Regeneronby Angus Liu | Nov 23, 2020 5:06am

Regeneron has won FDA emergency use authorization for its COVID-19 antibody cocktail, casirivimab and imdevimab, which was previously used by President Donald Trump. (Regeneron)

Regeneron’s COVID-19 antibody cocktail, one of the drugs President Donald Trump was given after he was infected with the SARS-CoV-02 virus, has been cleared for emergency use by the FDA. And, despite looming rollout of vaccines, one analyst still sees the therapy as a steady $1 billion-plus business.

The emergency use authorization (EUA) for REGN-COV2, a combination of monoclonal antibodies casirivimab and imdevimab, marks the second for an antibody therapy. The first one went to Eli Lilly’s bamlanivimab, which was given an EUA a few days ago.

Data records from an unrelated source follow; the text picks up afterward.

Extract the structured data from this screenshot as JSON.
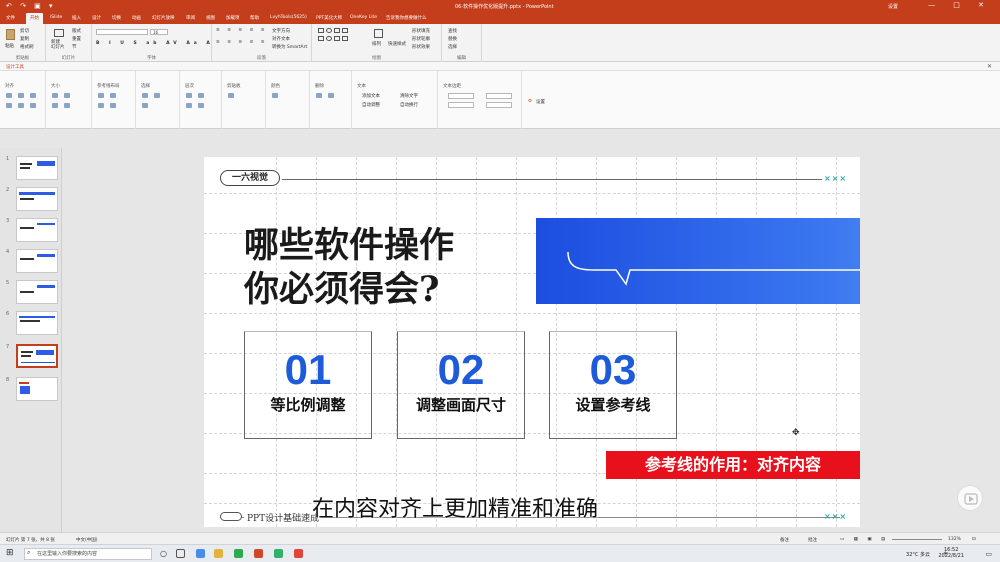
{
  "window": {
    "quick_access": "↶ ↷ ▣ ▾",
    "title": "06-软件操作优化版提升.pptx - PowerPoint",
    "user": "设置",
    "controls": "— □ ✕"
  },
  "tabs": [
    "文件",
    "开始",
    "iSlide",
    "插入",
    "设计",
    "切换",
    "动画",
    "幻灯片放映",
    "审阅",
    "视图",
    "加载项",
    "帮助",
    "LvyhTools(5625)",
    "PPT美化大师",
    "OneKey Lite",
    "告诉我你想要做什么"
  ],
  "ribbon": {
    "clipboard": {
      "label": "剪贴板",
      "paste": "粘贴",
      "cut": "剪切",
      "copy": "复制",
      "format": "格式刷"
    },
    "slides": {
      "label": "幻灯片",
      "new": "新建\n幻灯片",
      "layout": "版式",
      "reset": "重置",
      "section": "节"
    },
    "font": {
      "label": "字体",
      "size": "16"
    },
    "paragraph": {
      "label": "段落",
      "dir": "文字方向",
      "align": "对齐文本",
      "smartart": "转换为 SmartArt"
    },
    "drawing": {
      "label": "绘图",
      "arrange": "排列",
      "styles": "快速样式",
      "fill": "形状填充",
      "outline": "形状轮廓",
      "effect": "形状效果"
    },
    "editing": {
      "label": "编辑",
      "find": "查找",
      "replace": "替换",
      "select": "选择"
    }
  },
  "subbar": {
    "label": "设计工具"
  },
  "tools": {
    "groups": [
      "对齐",
      "大小",
      "参考线布局",
      "选择",
      "层次",
      "剪贴板",
      "颜色",
      "删除",
      "文本",
      "文本边距"
    ],
    "text_items": [
      "添加文本",
      "清除文字",
      "自动调整",
      "自动换行"
    ],
    "settings": "设置"
  },
  "thumbnails": [
    "1",
    "2",
    "3",
    "4",
    "5",
    "6",
    "7",
    "8"
  ],
  "slide": {
    "brand": "一六视觉",
    "xx": "×××",
    "heading1": "哪些软件操作",
    "heading2": "你必须得会?",
    "cards": [
      {
        "num": "01",
        "label": "等比例调整"
      },
      {
        "num": "02",
        "label": "调整画面尺寸"
      },
      {
        "num": "03",
        "label": "设置参考线"
      }
    ],
    "footer": "PPT设计基础速成"
  },
  "caption": {
    "red": "参考线的作用：对齐内容",
    "subtitle": "在内容对齐上更加精准和准确"
  },
  "status": {
    "slide": "幻灯片 第 7 张，共 8 张",
    "lang": "中文(中国)",
    "notes": "备注",
    "comments": "批注",
    "zoom": "132%"
  },
  "taskbar": {
    "search": "在这里输入你要搜索的内容",
    "weather": "32°C 多云",
    "ime": "中",
    "time": "16:52",
    "date": "2022/8/21"
  },
  "colors": {
    "accent": "#c43e1c",
    "blue": "#1e5bd8",
    "red": "#e8101a"
  }
}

Other than the difference that REGN-COV2 is a concoction of several drugs, while Lilly’s treatment contains only one drug, the two EUAs are almost identical; they are both for mild-to-moderate COVID-19 patients at least 12 years of age who are not hospitalized but are at high risk for progressing to severe COVID-19.

“The emergency authorization of these monoclonal antibodies administered together offers health care providers another tool in combating the pandemic,” Patrizia Cavazzoni, M.D., acting director of the FDA’s Center for Drug Evaluation and Research, said in a statement.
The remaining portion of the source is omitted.